Auftraggeber:

Deutsche Gesellschaft für technische Zusammenarbeit (GTZ) GmbH, Eschborn

Projektbeschreibung

Regierungsberatung der GTZ in Südafrika im Bereich Regional- und Strukturpolitik: Analyse der struktur- und regionalpolitischen Strategien und Visionen der neun Provinzen

Die theoretische Studie korrespondierte mit dem übergeordneten Ziel des rechtsstaatlichen Entwicklungsprozesses in Südafrika (RSA) sowie mit Politikansätzen zur Verminderung inner- und interregionaler Disparitäten und zur Förderung einer sozial und wirtschaftlich ausgeglichenen Entwicklung. Dieser politische Hintergrund kommt im nationalen Erneuerungs- und Entwicklungsprogramm (RDP) mit seinen räumlichen Aspekten (Wachstum und Entwicklung, ländliche und städtische Entwicklungsstrategien, nationaler räumlicher Entwicklungsrahmen) zum Ausdruck.

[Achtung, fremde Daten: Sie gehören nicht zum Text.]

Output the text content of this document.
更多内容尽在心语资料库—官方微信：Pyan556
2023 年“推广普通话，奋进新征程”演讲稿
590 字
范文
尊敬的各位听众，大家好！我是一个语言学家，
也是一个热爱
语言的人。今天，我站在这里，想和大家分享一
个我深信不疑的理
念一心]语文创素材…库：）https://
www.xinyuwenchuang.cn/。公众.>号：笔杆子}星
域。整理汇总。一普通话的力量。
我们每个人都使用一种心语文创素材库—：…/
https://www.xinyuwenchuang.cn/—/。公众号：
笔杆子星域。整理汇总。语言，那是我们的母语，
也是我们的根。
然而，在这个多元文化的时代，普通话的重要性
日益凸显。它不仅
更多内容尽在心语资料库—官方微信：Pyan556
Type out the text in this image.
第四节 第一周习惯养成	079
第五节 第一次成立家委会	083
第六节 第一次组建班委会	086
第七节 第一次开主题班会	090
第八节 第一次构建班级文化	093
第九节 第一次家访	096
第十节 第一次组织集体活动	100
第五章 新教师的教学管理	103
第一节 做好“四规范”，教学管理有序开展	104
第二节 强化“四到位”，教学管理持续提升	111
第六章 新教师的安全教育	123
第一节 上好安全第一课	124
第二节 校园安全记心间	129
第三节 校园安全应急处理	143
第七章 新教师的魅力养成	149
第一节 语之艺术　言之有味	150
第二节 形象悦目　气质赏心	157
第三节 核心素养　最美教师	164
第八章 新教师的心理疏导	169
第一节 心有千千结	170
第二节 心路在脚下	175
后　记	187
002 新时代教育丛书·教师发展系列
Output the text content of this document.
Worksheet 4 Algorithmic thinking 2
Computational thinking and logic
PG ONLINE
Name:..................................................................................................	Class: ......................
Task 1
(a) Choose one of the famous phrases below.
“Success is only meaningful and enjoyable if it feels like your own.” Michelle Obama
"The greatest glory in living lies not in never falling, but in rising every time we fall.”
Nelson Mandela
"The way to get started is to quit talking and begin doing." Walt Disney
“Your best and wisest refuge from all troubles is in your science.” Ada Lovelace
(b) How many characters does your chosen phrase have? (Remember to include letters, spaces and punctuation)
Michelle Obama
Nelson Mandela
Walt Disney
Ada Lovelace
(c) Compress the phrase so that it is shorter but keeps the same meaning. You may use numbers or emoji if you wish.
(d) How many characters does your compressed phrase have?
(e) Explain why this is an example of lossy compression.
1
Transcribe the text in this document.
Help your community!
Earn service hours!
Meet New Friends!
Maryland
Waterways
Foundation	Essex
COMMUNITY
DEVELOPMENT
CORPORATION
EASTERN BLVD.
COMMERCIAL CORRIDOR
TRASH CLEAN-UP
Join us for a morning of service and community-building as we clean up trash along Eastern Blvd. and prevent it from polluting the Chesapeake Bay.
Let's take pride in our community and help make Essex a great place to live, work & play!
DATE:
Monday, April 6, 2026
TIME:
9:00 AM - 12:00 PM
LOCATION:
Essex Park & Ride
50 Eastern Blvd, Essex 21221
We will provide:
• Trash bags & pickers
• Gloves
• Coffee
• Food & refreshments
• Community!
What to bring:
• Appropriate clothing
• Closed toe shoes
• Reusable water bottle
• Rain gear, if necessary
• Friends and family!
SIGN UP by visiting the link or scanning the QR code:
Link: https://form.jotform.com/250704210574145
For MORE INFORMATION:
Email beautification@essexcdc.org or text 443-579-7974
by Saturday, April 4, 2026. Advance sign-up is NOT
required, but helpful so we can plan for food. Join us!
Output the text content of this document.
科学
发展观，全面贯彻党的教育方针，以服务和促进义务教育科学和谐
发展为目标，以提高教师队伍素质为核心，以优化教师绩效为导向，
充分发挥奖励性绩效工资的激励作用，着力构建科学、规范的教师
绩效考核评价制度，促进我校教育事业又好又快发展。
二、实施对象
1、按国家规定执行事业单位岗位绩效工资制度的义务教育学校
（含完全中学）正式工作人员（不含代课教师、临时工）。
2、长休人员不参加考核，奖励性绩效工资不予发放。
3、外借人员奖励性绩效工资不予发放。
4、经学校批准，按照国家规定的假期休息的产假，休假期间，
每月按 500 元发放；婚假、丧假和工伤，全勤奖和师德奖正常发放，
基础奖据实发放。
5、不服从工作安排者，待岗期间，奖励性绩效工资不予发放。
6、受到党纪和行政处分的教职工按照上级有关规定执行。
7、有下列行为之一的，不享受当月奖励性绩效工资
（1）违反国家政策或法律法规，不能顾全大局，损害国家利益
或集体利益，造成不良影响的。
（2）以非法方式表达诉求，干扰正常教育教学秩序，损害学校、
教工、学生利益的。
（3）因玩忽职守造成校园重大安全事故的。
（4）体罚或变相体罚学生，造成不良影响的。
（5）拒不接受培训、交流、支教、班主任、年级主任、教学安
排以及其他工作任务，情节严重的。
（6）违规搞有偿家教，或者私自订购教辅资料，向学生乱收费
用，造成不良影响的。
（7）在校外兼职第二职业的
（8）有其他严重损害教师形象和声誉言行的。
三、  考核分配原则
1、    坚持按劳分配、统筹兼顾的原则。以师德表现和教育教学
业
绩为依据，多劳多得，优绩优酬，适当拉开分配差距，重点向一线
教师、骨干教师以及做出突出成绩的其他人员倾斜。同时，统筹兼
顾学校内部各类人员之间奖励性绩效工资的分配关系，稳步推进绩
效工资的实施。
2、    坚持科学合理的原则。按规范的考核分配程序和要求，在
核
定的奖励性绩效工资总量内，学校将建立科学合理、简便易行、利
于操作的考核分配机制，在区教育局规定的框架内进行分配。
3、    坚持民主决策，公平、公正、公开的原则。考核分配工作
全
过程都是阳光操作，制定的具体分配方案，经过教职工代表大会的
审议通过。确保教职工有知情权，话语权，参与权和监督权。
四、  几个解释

Das RDP spiegelt einen am Menschen ansetzenden Entwicklungsansatz zur verbesserten Versorgung mit Erziehungs- und Bildungseinrichtungen, Gesundheitsdiensten, Wohnraum, Wasserversorgung, Boden, Elektrizität, Straßen etc. wider. Es zielt auf die Implementierung einer konsensbasierten Entwicklungsstrategie ab, die sich auf die sozioökonomischen und politischen Gegebenheiten gründet und sich dabei stärker auf die weiter gefassten sozioökonomischen Erfordernisse als auf unmittelbare makroökonomische Probleme konzentriert.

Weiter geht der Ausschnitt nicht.